Le mandarin est un fort bel oiseau, mais le mot désigne aussi un haut fonctionnaire de l’empire chinois membre d’une caste de privilégiés, le terme viendrait du malais mandar, mander, ordonner. C’est tout dire. L’empire chinois du XVIe siècle a disparu mais la caste a fait florès.
Je me souviens des mandarins de l’université, ces êtres inaccessibles et désagréables qui englobaient dans un mépris indifférencié étudiants et assistants.
J’espérais l’espèce en voie de disparition.
Cette semaine j’avais rendez-vous dans un grand hôpital lyonnais avec un éminent professeur secondé par une armada d’assistants hyper diplômés. Il avait fallu montrer patte blanche, avoir un dossier élaboré par mon médecin pour devenir un cas intéressant, et patienter plusieurs mois avant de rencontrer Dieu.
— Surtout ne l’appelez pas comme ça, m’avertit son assistante du jour.
Elle est sympathique, mais je comprends à une certaine crispation de son sourire que le conseil est à prendre au sérieux. Elle est venue me chercher en salle d’attente un quart d’heure avant le rendez-vous et maintenant elle me fait attendre, porte grande ouverte, le regard rivé sur le couloir. La porte opposée s’ouvre sur une silhouette que j’ai à peine le temps d’entrevoir avant qu’elle retourne à son siège.
— C’est maintenant, il faut y aller, me presse-t-elle.
Un homme âgé, l’air d’être né furibond, aboie des questions en découvrant mon dossier sur son écran. Il est fort mécontent, mes analyses de sang ne sont pas si catastrophiques que ça, on lui fait perdre son temps. Mon mari lui fait remarquer les lignes en caractères gras qu’il n’a pas vues, mais l’homme du savoir n’a que faire de son observation.

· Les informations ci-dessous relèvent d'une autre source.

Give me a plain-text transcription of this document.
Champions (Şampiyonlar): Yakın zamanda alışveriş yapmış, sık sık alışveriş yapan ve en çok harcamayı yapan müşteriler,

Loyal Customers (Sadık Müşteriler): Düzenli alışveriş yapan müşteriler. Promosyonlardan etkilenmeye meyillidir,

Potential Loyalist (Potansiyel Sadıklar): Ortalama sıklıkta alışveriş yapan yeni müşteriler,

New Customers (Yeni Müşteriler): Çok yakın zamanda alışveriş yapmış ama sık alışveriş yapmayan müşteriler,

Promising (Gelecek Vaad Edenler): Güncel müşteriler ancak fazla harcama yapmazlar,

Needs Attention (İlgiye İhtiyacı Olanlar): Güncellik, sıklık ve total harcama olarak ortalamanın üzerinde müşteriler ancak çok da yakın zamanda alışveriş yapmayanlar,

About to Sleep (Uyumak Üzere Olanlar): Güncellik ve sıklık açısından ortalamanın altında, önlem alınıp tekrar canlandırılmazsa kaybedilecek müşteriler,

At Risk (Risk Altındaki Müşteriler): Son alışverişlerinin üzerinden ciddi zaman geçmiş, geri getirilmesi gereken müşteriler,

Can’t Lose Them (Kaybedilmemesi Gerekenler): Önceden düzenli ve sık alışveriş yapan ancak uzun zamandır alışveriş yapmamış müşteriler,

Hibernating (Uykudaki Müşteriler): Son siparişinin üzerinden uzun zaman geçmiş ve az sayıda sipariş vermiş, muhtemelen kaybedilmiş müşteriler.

Un coup de tête sec en direction de l’assistante. Celle-ci est plus petite que moi, ce qui a son importance, car devant ma sidération devant tant de grossièreté et de brutalité, sa petite taille lui permet de me lancer un regard plein de compréhension. Elle fait l’examen, me chuchote :
— Tournez vous pour que le professeur voit…
Sa seigneurie regarde. Bref échange. Il est furieux parce que je me suis adressée à un confrère suisse, « Il fallait y rester ! », que j’ai arrêté de faire les piqûres hebdomadaires qui avaient beaucoup d’effets secondaires et me jette un traitement à la cortisone pour le reste de ma vie à la figure comme un crachat.
Je le regarde. Il transpire la suffisance et le mépris par tous les rares cheveux blancs de son plumage. L’oiseau mandarin est un petit canard originaire d’Asie au beau plumage original ; il est très prisé au bord des étangs raffinés où il apporte une touche de couleur et d’exotisme. À l’hôpital le volatile ne sert pas de décoration, il est destiné à terroriser ses assistants et à transformer l’humanité souffrante en cobayes et statistiques qui font avancer la connaissance médicale.
L’assistante lui indique les coordonnées de mon médecin avec le doigt, il n’a pas de temps à perdre en détails triviaux.
Il se lève enfin pour nous signifier notre congé :
— Au revoir professeur, balbutié-je, un peu sonnée.
— Au revoir docteur (il sursaute), pardon, au revoir professeur, susurre mon mari.
L’assistance m’évacue dans le couloir, toujours ce regard de compréhension, j’allais dire de tendresse destiné à évacuer la brutalité de ce que je viens de subir.
À peine sortis du pavillon nous sommes saisis par un fou rire bruyant et libérateur.
— Il insiste toujours dans les colloques sur le dialogue et l’attention que l’on doit porter au malade, m’avait expliqué le médecin que j’avais consulté.